Since the visual cortex has many different areas that are connected to each other, and each has many different layers, the signal goes through multiple visual stages of processing. Mehrani introduced an analytically defined neural network that implements a biologically plausible transformation from light to a diverse set of colours (hues) and modelled the different processing stages from the input layer to different areas of the visual cortex, from visual area 1 (v1) and ending at visual area 4 (v4).

“We were able to show how the visual signal translates from input to hierarchically producing a diverse set of hues,”

explains Dr. Mehrani.

The HueNet architecture. Each layer implements neurons in a single brain area. The leftmost layer shows the input to the network with L, M, and S cone activations.
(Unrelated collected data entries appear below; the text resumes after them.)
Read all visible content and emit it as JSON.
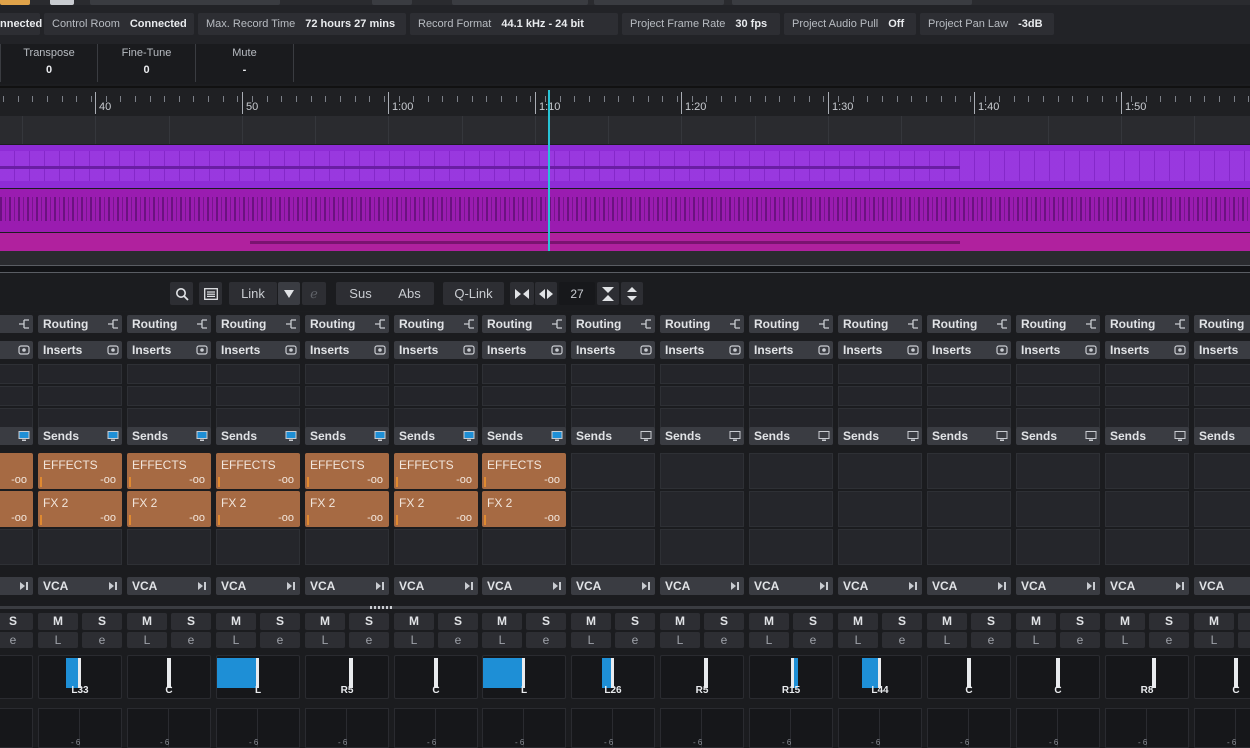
{
  "status_bar": {
    "items": [
      {
        "label": "",
        "value": "nnected"
      },
      {
        "label": "Control Room",
        "value": "Connected"
      },
      {
        "label": "Max. Record Time",
        "value": "72 hours 27 mins"
      },
      {
        "label": "Record Format",
        "value": "44.1 kHz - 24 bit"
      },
      {
        "label": "Project Frame Rate",
        "value": "30 fps"
      },
      {
        "label": "Project Audio Pull",
        "value": "Off"
      },
      {
        "label": "Project Pan Law",
        "value": "-3dB"
      }
    ]
  },
  "info_line": [
    {
      "label": "Transpose",
      "value": "0"
    },
    {
      "label": "Fine-Tune",
      "value": "0"
    },
    {
      "label": "Mute",
      "value": "-"
    }
  ],
  "ruler": {
    "labels": [
      "40",
      "50",
      "1:00",
      "1:10",
      "1:20",
      "1:30",
      "1:40",
      "1:50"
    ]
  },
  "toolbar": {
    "search_icon": "search-icon",
    "list_icon": "list-icon",
    "link_label": "Link",
    "sus_label": "Sus",
    "abs_label": "Abs",
    "qlink_label": "Q-Link",
    "channel_count": "27"
  },
  "labels": {
    "routing": "Routing",
    "inserts": "Inserts",
    "sends": "Sends",
    "vca": "VCA",
    "mute": "M",
    "solo": "S",
    "listen": "L",
    "edit": "e",
    "fader_val": "- 6"
  },
  "colors": {
    "accent_blue": "#1e8fd6",
    "send_brown": "#a66a43",
    "playhead": "#27c3d6",
    "track_purple": "#8e2cd6",
    "track_magenta": "#b0219e"
  },
  "strips": [
    {
      "sends": [
        {
          "name": "",
          "value": "-oo"
        },
        {
          "name": "",
          "value": "-oo"
        }
      ],
      "pan": {
        "label": "",
        "mode": "fill",
        "from": 0.0,
        "to": 0.35
      }
    },
    {
      "sends": [
        {
          "name": "EFFECTS",
          "value": "-oo"
        },
        {
          "name": "FX 2",
          "value": "-oo"
        }
      ],
      "pan": {
        "label": "L33",
        "mode": "fill",
        "from": 0.33,
        "to": 0.5
      }
    },
    {
      "sends": [
        {
          "name": "EFFECTS",
          "value": "-oo"
        },
        {
          "name": "FX 2",
          "value": "-oo"
        }
      ],
      "pan": {
        "label": "C",
        "mode": "center",
        "from": 0.5,
        "to": 0.5
      }
    },
    {
      "sends": [
        {
          "name": "EFFECTS",
          "value": "-oo"
        },
        {
          "name": "FX 2",
          "value": "-oo"
        }
      ],
      "pan": {
        "label": "L",
        "mode": "fill",
        "from": 0.0,
        "to": 0.5
      }
    },
    {
      "sends": [
        {
          "name": "EFFECTS",
          "value": "-oo"
        },
        {
          "name": "FX 2",
          "value": "-oo"
        }
      ],
      "pan": {
        "label": "R5",
        "mode": "center",
        "from": 0.55,
        "to": 0.55
      }
    },
    {
      "sends": [
        {
          "name": "EFFECTS",
          "value": "-oo"
        },
        {
          "name": "FX 2",
          "value": "-oo"
        }
      ],
      "pan": {
        "label": "C",
        "mode": "center",
        "from": 0.5,
        "to": 0.5
      }
    },
    {
      "sends": [
        {
          "name": "EFFECTS",
          "value": "-oo"
        },
        {
          "name": "FX 2",
          "value": "-oo"
        }
      ],
      "pan": {
        "label": "L",
        "mode": "fill",
        "from": 0.0,
        "to": 0.5
      }
    },
    {
      "sends": [],
      "pan": {
        "label": "L26",
        "mode": "fill",
        "from": 0.37,
        "to": 0.5
      }
    },
    {
      "sends": [],
      "pan": {
        "label": "R5",
        "mode": "center",
        "from": 0.55,
        "to": 0.55
      }
    },
    {
      "sends": [],
      "pan": {
        "label": "R15",
        "mode": "fill",
        "from": 0.5,
        "to": 0.58
      }
    },
    {
      "sends": [],
      "pan": {
        "label": "L44",
        "mode": "fill",
        "from": 0.28,
        "to": 0.5
      }
    },
    {
      "sends": [],
      "pan": {
        "label": "C",
        "mode": "center",
        "from": 0.5,
        "to": 0.5
      }
    },
    {
      "sends": [],
      "pan": {
        "label": "C",
        "mode": "center",
        "from": 0.5,
        "to": 0.5
      }
    },
    {
      "sends": [],
      "pan": {
        "label": "R8",
        "mode": "center",
        "from": 0.58,
        "to": 0.58
      }
    },
    {
      "sends": [],
      "pan": {
        "label": "C",
        "mode": "center",
        "from": 0.5,
        "to": 0.5
      }
    }
  ]
}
As the visual signal moves in the hierarchy, multiplicative modulations in the mV2 layer enable a diverse set of hue representations.
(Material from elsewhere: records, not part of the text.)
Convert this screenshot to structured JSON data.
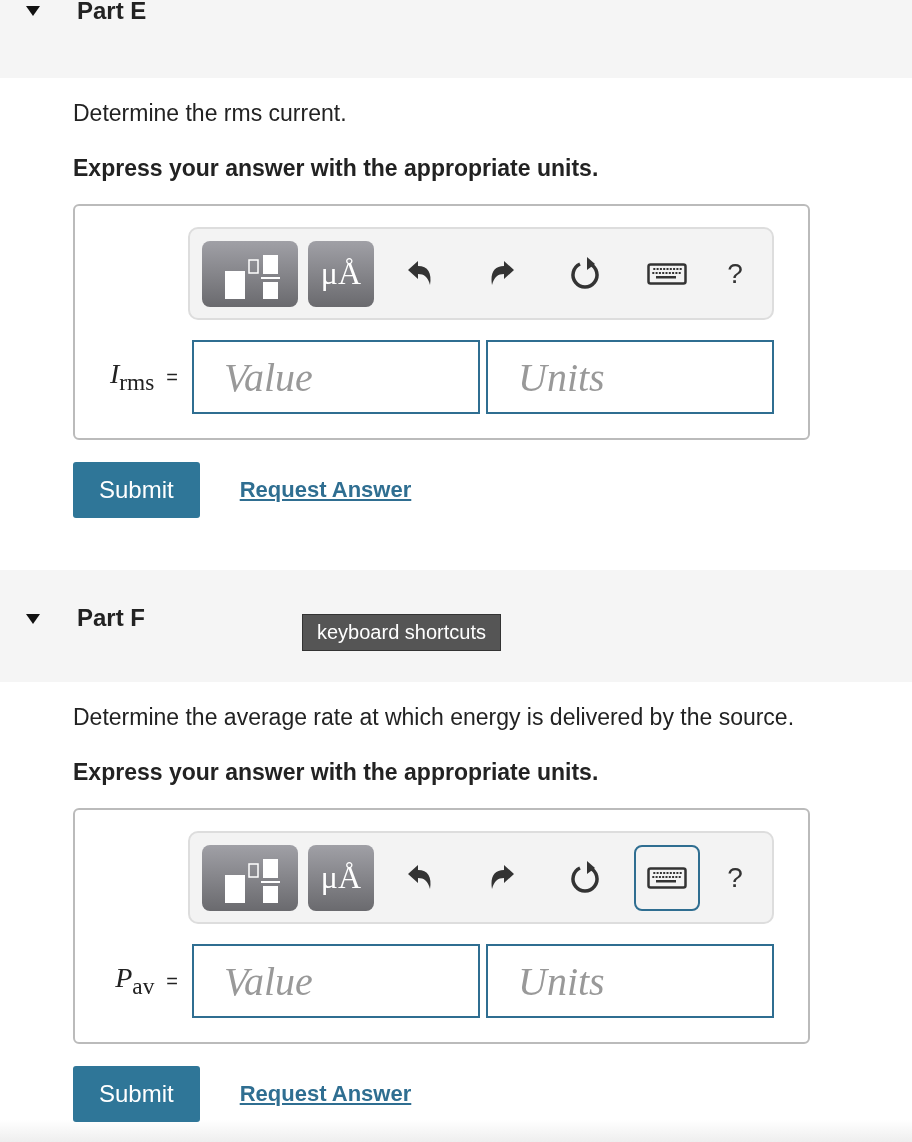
{
  "parts": [
    {
      "title": "Part E",
      "expanded": true,
      "question": "Determine the rms current.",
      "instruction": "Express your answer with the appropriate units.",
      "variable": "*I*$_{rms}$",
      "equals": "=",
      "value_placeholder": "Value",
      "units_placeholder": "Units",
      "units_button": "μÅ",
      "help": "?",
      "keyboard_focused": false,
      "submit": "Submit",
      "request": "Request Answer"
    },
    {
      "title": "Part F",
      "expanded": true,
      "tooltip": "keyboard shortcuts",
      "question": "Determine the average rate at which energy is delivered by the source.",
      "instruction": "Express your answer with the appropriate units.",
      "variable": "*P*$_{av}$",
      "equals": "=",
      "value_placeholder": "Value",
      "units_placeholder": "Units",
      "units_button": "μÅ",
      "help": "?",
      "keyboard_focused": true,
      "submit": "Submit",
      "request": "Request Answer"
    }
  ]
}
One of the theories in colour research suggests that the visual system processes signals from cone cells in an antagonistic manner. That is, rather than just detecting the response of each type of LMS cone individually, it is more efficient for the visual system to instead have neurons that record differences between pairs of cones: red vs. green, blue vs. yellow and so on. This theory is called the opponent process. Mehrani’s research proposes that these opponent neurons are modulated nonlinearly (multiplicatively) as the signals pass through the layers. Testing their model, they found responses of the artificial neurons resemble those of biological colour cells and thus presented a viable formulation of the brain’s colour processing pathway.

This body of work helps researchers build better models for colour representation. For example, while TVs, computer displays and HTML web designers already use the RGB model to represent a broad array of colours, this colour space does not perfectly describe reality. “When we understand how the brain itself sees colour, we are able to utilize this neurophysiological knowledge to create better representations that more closely match how we really see the world,” says Mehrani.

After obtaining a BSc from Tehran Polytechnic University and an MSc at Western University, she joined Professor Tsotsos’ lab for her PhD. Initially, she had no idea about the visual areas of the brain nor any of the processes they perform. “My degrees were all in Computer Science,” says Mehrani. “The last biology course I took was in high school!” But the thrill and joy of making new discoveries in such a ground-breaking field brought her motivation to expand her knowledge. Along with that motivation, was having a supportive PhD supervisor, mentor, and role model in John Tsotsos. “He always wants the best for his students,” says Mehrani. “Knowing that has eased my journey in graduate school.”

“I have a seven-year-old son. During the pandemic, it was very challenging to have a kid that young while also trying to work from home. My solution was to wake up at 4:30 in the morning to work without interruption. John gave me that flexibility and supported me throughout the years until I finished my PhD.”

“She is a model young scientist, an inspiration for new students,” says Dr. Tsotsos. “Needless to say, I am immensely proud of her.

Her article in Scientific Reports last year has sparked new collaborations with senior neuroscientists in the US and Germany. Although continuing to work in this area, Mehrani is also looking to shift gears during her postdoctoral fellowship to focus on learning in the context of vision.

“As a scientist, you must always remain curious,” says Mehrani. “The joy of new discoveries should be your main drive in making progress because research is not easy.”